La memoria di Srebrenica

La strage venne compiuta tra l’11 e il 18 luglio 1995. I miliziani dell’Esercito della Repubblica Serba di Bosnia Erzegovina in quei giorni entrarono in città dopo un lungo assedio e una breve offensiva.

di Raffaele Crocco

I giorni furono tra l’11 e il 18 luglio, l’anno il 1995. I miliziani dell’Esercito della Repubblica Serba di Bosnia Erzegovina in quei giorni entrarono a Srebrenica dopo un lungo assedio e una breve offensiva. Divisero i maschi fra i 12 e i 77 anni dalle donne e dai bambini, che poterono lasciare la città assieme ad un immobile e inerte contingente di caschi Blu dell’Onu, olandesi. La mattanza iniziò subito. Fu sistematica e brutale. Uccisero più di 8mila esseri umani. Li uccisero a colpi di pistola in faccia. Li uccisero mitragliandoli. Li uccisero bruciandoli vivi. Poi, li seppellirono in fosse comuni, cercando di cancellare le tracce dell’orrore, spostando i cadaveri a pezzi, anno dopo anno, per evitare che si scoprisse l’eccidio. In quel pezzo di Mondo, quella strage viene ricordata ogni anno.

Ogni anno, in questi giorni si portano al Memoriale dell’eccidio i corpi di chi viene ritrovato durante le eterne ricerche (in copertina uno scatto delle manifestazioni di quest’anno). Ora , a non farci dimenticare quello che è accaduto contribuirà un App. E’ il risultato del progetto “Srebrenica 2.0”, finanziato dal MAECI – Ministero degli Affari Esteri e Cooperazione Internazionale e realizzato, assieme al Memoriale di Srebrenica, da una rete di associazioni italiane: Arci Bolzano, Arci del Trentino, Arci Firenze, Associazione Buongiorno Bosnia di Venezia, Centro Pace di Cesena e Teatro Zappa Theater di Merano. Sono associazioni da anni impegnate a tenere viva la memoria di quell’orrore, organizzando viaggi che raccontano ai più giovani cosa accadde negli anni ’90 del ‘900 nella ex Jugoslavia e che mostrano come spesso, le ragioni di quella durissima guerra siano ancora motivo di scontro.

Ai viaggi della memoria, hanno adesso affiancato questo percorso di memoria digitale.

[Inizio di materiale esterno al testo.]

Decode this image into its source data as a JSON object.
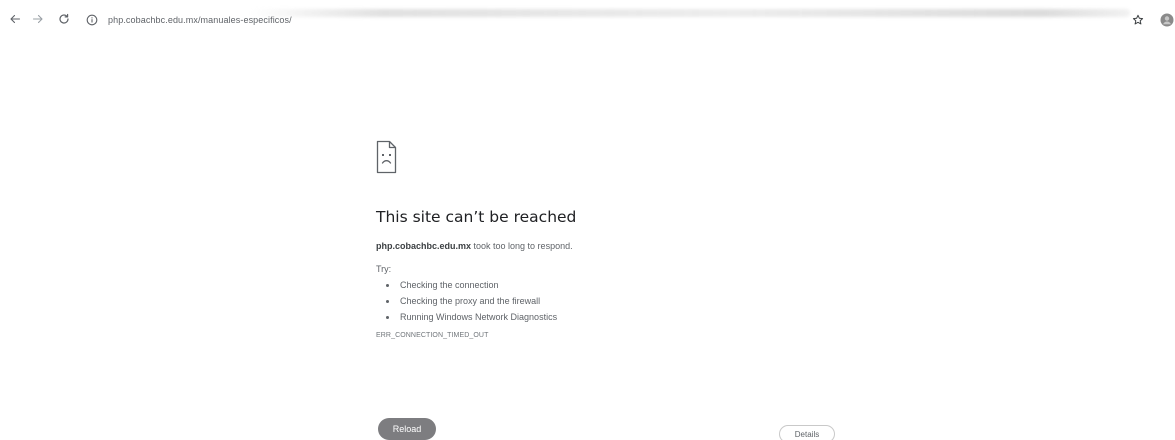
{
  "toolbar": {
    "back_icon": "arrow-left-icon",
    "forward_icon": "arrow-right-icon",
    "reload_icon": "reload-icon",
    "site_info_icon": "info-icon",
    "url": "php.cobachbc.edu.mx/manuales-especificos/",
    "bookmark_icon": "star-icon",
    "profile_icon": "avatar"
  },
  "error": {
    "icon": "sad-page-icon",
    "title": "This site can’t be reached",
    "host": "php.cobachbc.edu.mx",
    "message_rest": " took too long to respond.",
    "try_label": "Try:",
    "suggestions": [
      "Checking the connection",
      "Checking the proxy and the firewall",
      "Running Windows Network Diagnostics"
    ],
    "code": "ERR_CONNECTION_TIMED_OUT"
  },
  "buttons": {
    "reload": "Reload",
    "details": "Details"
  },
  "colors": {
    "reload_button_bg": "#7d7d80",
    "text_primary": "#202124",
    "text_secondary": "#5f6368"
  }
}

Si sviluppa in nove luoghi, che aiutano a capire come si arrivò al genocidio del luglio 1995. Chi lo ha ideato spiega che era necessario creare “un modo per riportare la memoria. A Srebrenica. Esiste il memoriale – poco fuori dalla città – ma a Srebrenica non ci sono segni di memoria pubblica rispetto a tutto quello che è successo lì dall’inizio della guerra, dall’aprile del 1992 fino alla caduta del luglio 1995”.

E’ storia comune nella moderna Bosnia Erzegovina, questa, della rimozione. Nessuno si è mai assunto la responsabilità per le mattanze. I tre popoli costituenti – usciti dalla fragile pace di Dayton del 1995, che ancora oggi tiene in piedi lo Stato – non hanno mai iniziato un percorso di confronto e pacificazione. Sono anzi arroccati nella costruzione di una “storia specifica”, che getta colpe e responsabilità esclusivamente sugli altri. Dopo trent’anni, la pace in Bosnia Erzegovina non è mai arrivata. Non si spara, non si uccide, ma la guerra sembra non essere finita. Srebrenica, con i suoi morti, di tutto questo è il monito più tragico. Dimenticare Srebrenica significherebbe scordare l’orrore. Significherebbe dimenticare l’orrore di ogni guerra.